The United Nations General Assembly voted 129 to 2 in favour of condemning the Israeli government over the raid, with only the United States and Israel voting against the motion. Permanent Representative of Israel to the United Nations Yohanan Bein described the vote as "pointless and unproductive," arguing that "the General Assembly sees fit to convene and discuss an incident whose basic facts remain unclear, while 10,000 Syrian shells rain down daily on Beirut." Permanent Representative of Australia to the United Nations Peter Wilenski stated that the raid came "after many months of proven incidents of violence against Palestinian civilians since the start of the intifada," saying that the Australian government "could not condone the arbitrary measures being used by Israel to contain the unrest, and in particular such practices as the use of live ammunition against Palestinian demonstrators."

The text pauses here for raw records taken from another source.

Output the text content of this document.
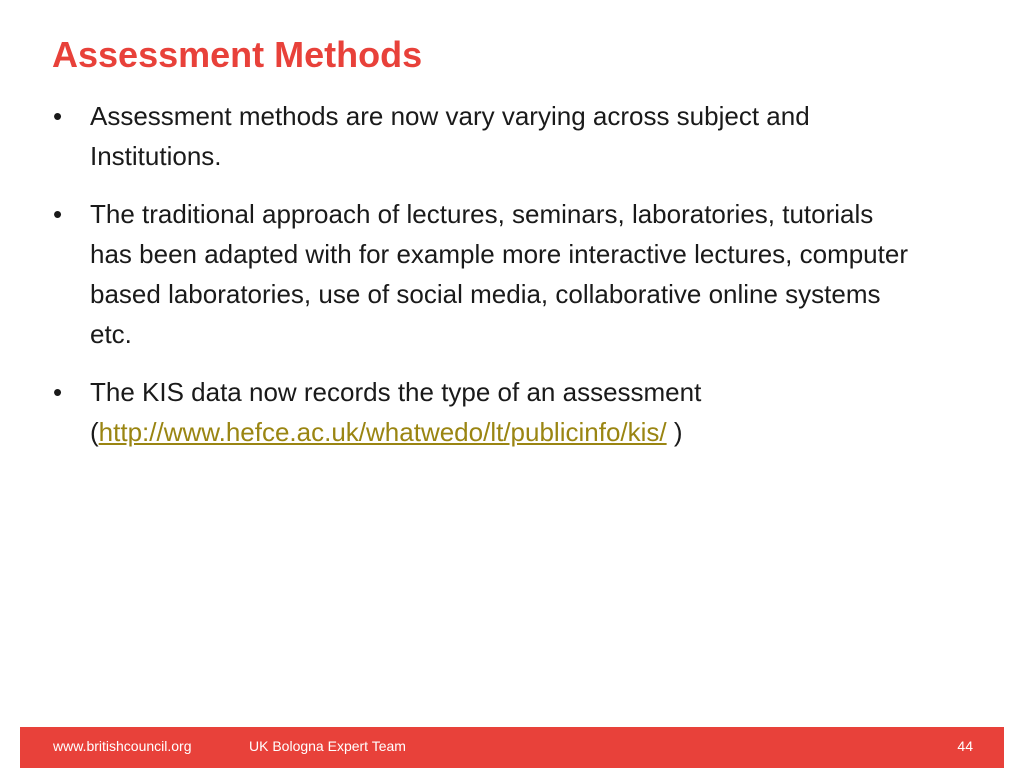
Assessment Methods
• Assessment methods are now vary varying across subject and Institutions.
• The traditional approach of lectures, seminars, laboratories, tutorials has been adapted with for example more interactive lectures, computer based laboratories, use of social media, collaborative online systems etc.
• The KIS data now records the type of an assessment (http://www.hefce.ac.uk/whatwedo/lt/publicinfo/kis/ )
www.britishcouncil.org	UK Bologna Expert Team	44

Human Rights Watch accused the Border Police of "indiscriminate gunfire," noting that "Israel's courts treat settlers who use force illegally far more leniently than Palestinians who are convicted of throwing stones or other acts of violence." The International Committee of the Red Cross accused the Border Police of having opened fire "without discrimination and without restraint," adding that "evacuation of the injured has been hampered, as well as the work of medical staff and hospitals in the occupied territories."

== Aftermath ==
In late May 1989, Israeli NGO Peace Now organised an event where 2000 Israelis met with residents of four Palestinian villages in the West Bank to promote peace and dialogue. One of the villages was Nahalin, including Peace Now representatives meeting with the families of the five villagers who had been killed in the raid.